Temporal Higher Order Contracts

Temporal Higher Order Contracts
Tim Disney, Cormac Flanagan, Jay McCarthy
2011

Behavioral contracts are embraced by software engineers because they document module interfaces, detect interface violations, and help identify faulty modules (packages, classes, functions, etc). This paper extends prior higher-order contract systems to also express and enforce temporal properties, which are common in software systems with imperative state, but which are mostly left implicit or are at best informally specified. The paper presents both a programmatic contract API as well as a temporal contract language, and reports on experience and performance results from implementing these contracts in Racket.

Our development formalizes module behavior as a trace of events such as function calls and returns.

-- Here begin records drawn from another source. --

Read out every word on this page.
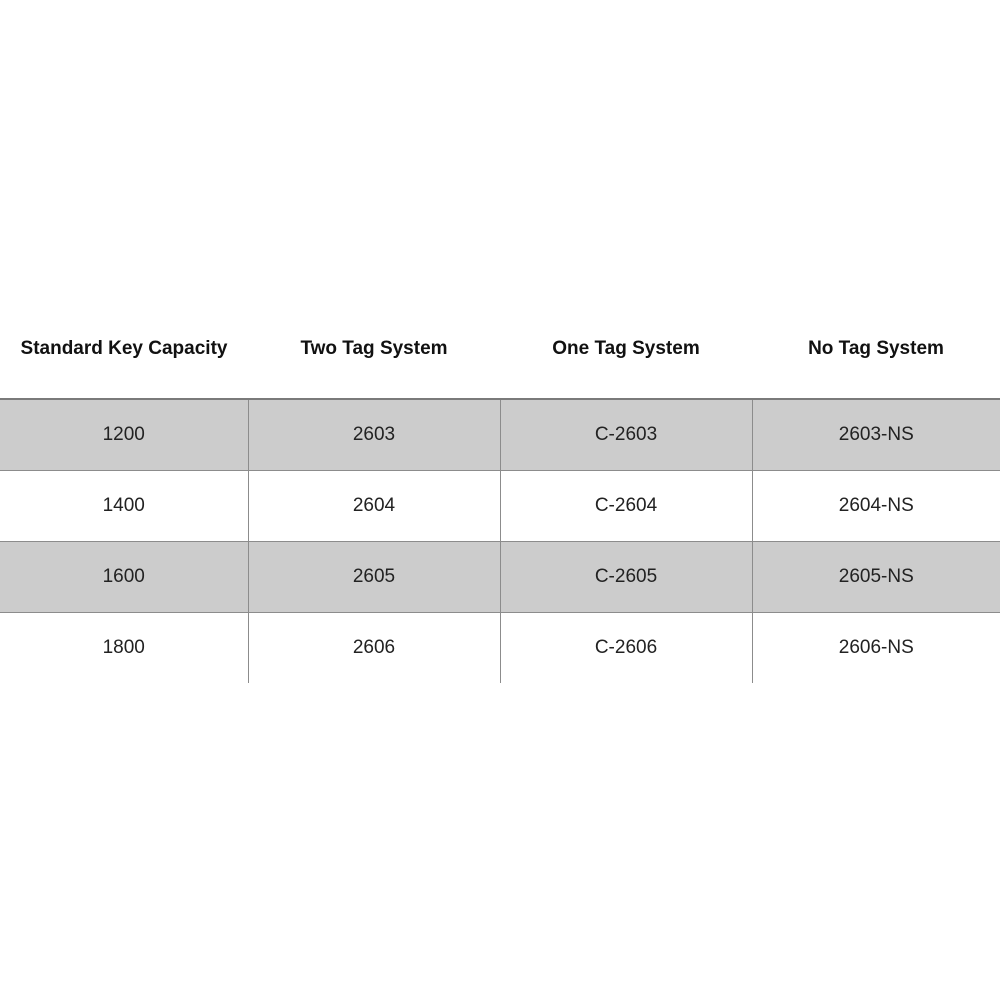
Standard Key Capacity	Two Tag System	One Tag System	No Tag System
1200	2603	C-2603	2603-NS
1400	2604	C-2604	2604-NS
1600	2605	C-2605	2605-NS
1800	2606	C-2606	2606-NS
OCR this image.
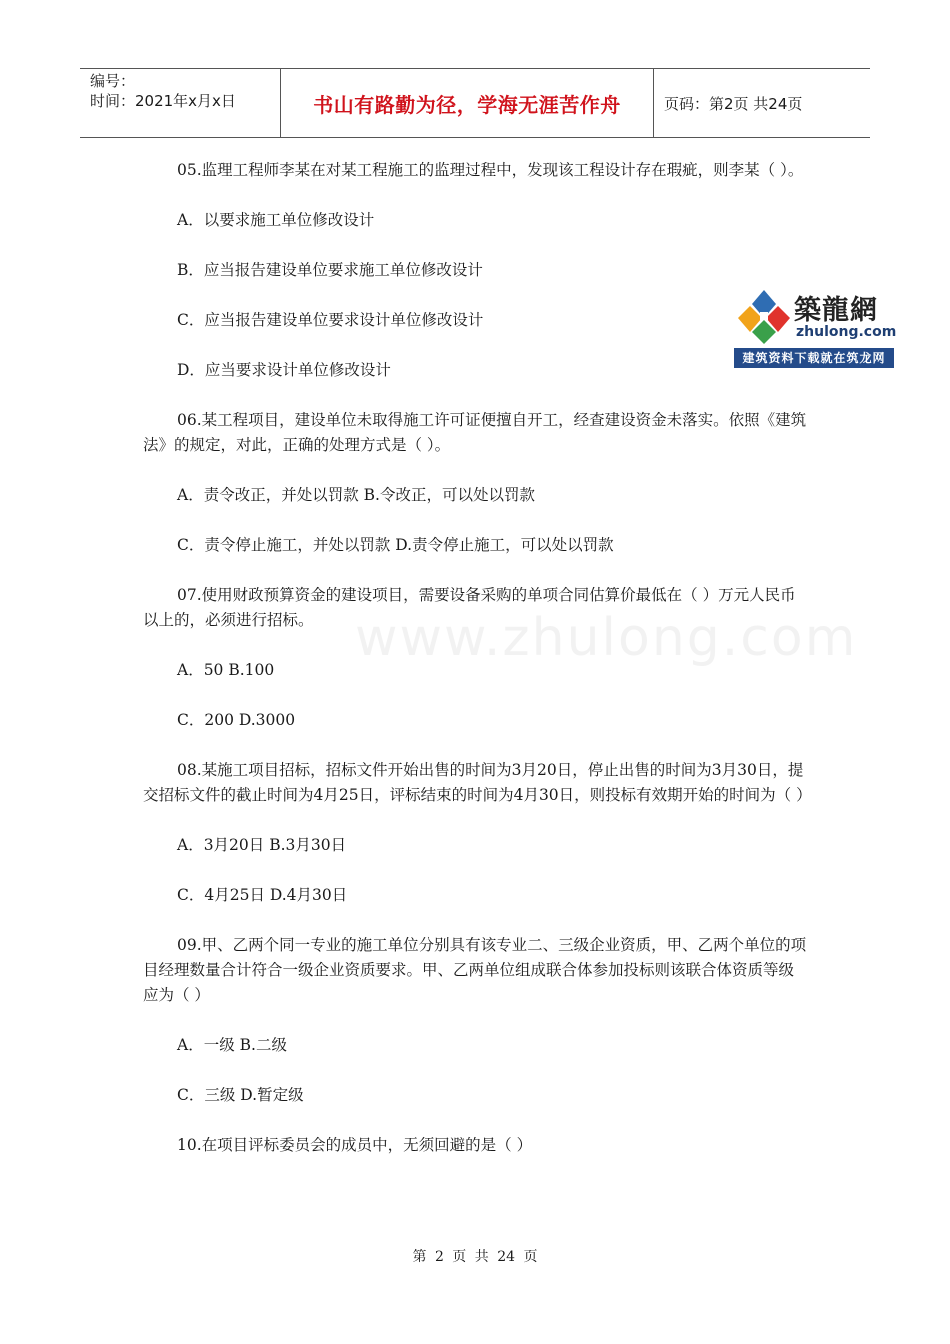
编号：
时间：2021年x月x日	书山有路勤为径，学海无涯苦作舟	页码：第2页 共24页
www.zhulong.com

05.监理工程师李某在对某工程施工的监理过程中，发现该工程设计存在瑕疵，则李某（ ）。

A．以要求施工单位修改设计

B．应当报告建设单位要求施工单位修改设计

C．应当报告建设单位要求设计单位修改设计

D．应当要求设计单位修改设计

06.某工程项目，建设单位未取得施工许可证便擅自开工，经查建设资金未落实。依照《建筑法》的规定，对此，正确的处理方式是（ ）。

A．责令改正，并处以罚款 B.令改正，可以处以罚款

C．责令停止施工，并处以罚款 D.责令停止施工，可以处以罚款

07.使用财政预算资金的建设项目，需要设备采购的单项合同估算价最低在（ ）万元人民币以上的，必须进行招标。

A．50 B.100

C．200 D.3000

08.某施工项目招标，招标文件开始出售的时间为3月20日，停止出售的时间为3月30日，提交招标文件的截止时间为4月25日，评标结束的时间为4月30日，则投标有效期开始的时间为（ ）

A．3月20日 B.3月30日

C．4月25日 D.4月30日

09.甲、乙两个同一专业的施工单位分别具有该专业二、三级企业资质，甲、乙两个单位的项目经理数量合计符合一级企业资质要求。甲、乙两单位组成联合体参加投标则该联合体资质等级应为（ ）

A．一级 B.二级

C．三级 D.暂定级

10.在项目评标委员会的成员中，无须回避的是（ ）

築龍網
zhulong.com
建筑资料下载就在筑龙网
第 2 页 共 24 页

Our contract system provides both non-interference (where contracts cannot influence correct executions) and also a notion of completeness (where contracts can enforce any decidable, prefix-closed predicate on event traces).

This paper appears to be about a way to define (and enforce through dynamic monitoring) correctness properties of APIs by enforcing or ruling out certain orderings of function calls, such as calling a "read" method on a file descriptor after having called "close". I am personally not convinced that this specification language is a good way to solve these problems. However, the bulk of the paper is actually about giving a denotational semantics to contracts, as specifying a set of traces that the external interface of a component may expose (in a way strongly reminding of game semantics), and this feels like an important technique to reason about contracts. The exposition of this contribution is practical (based on a simple abstract machine) and accessible.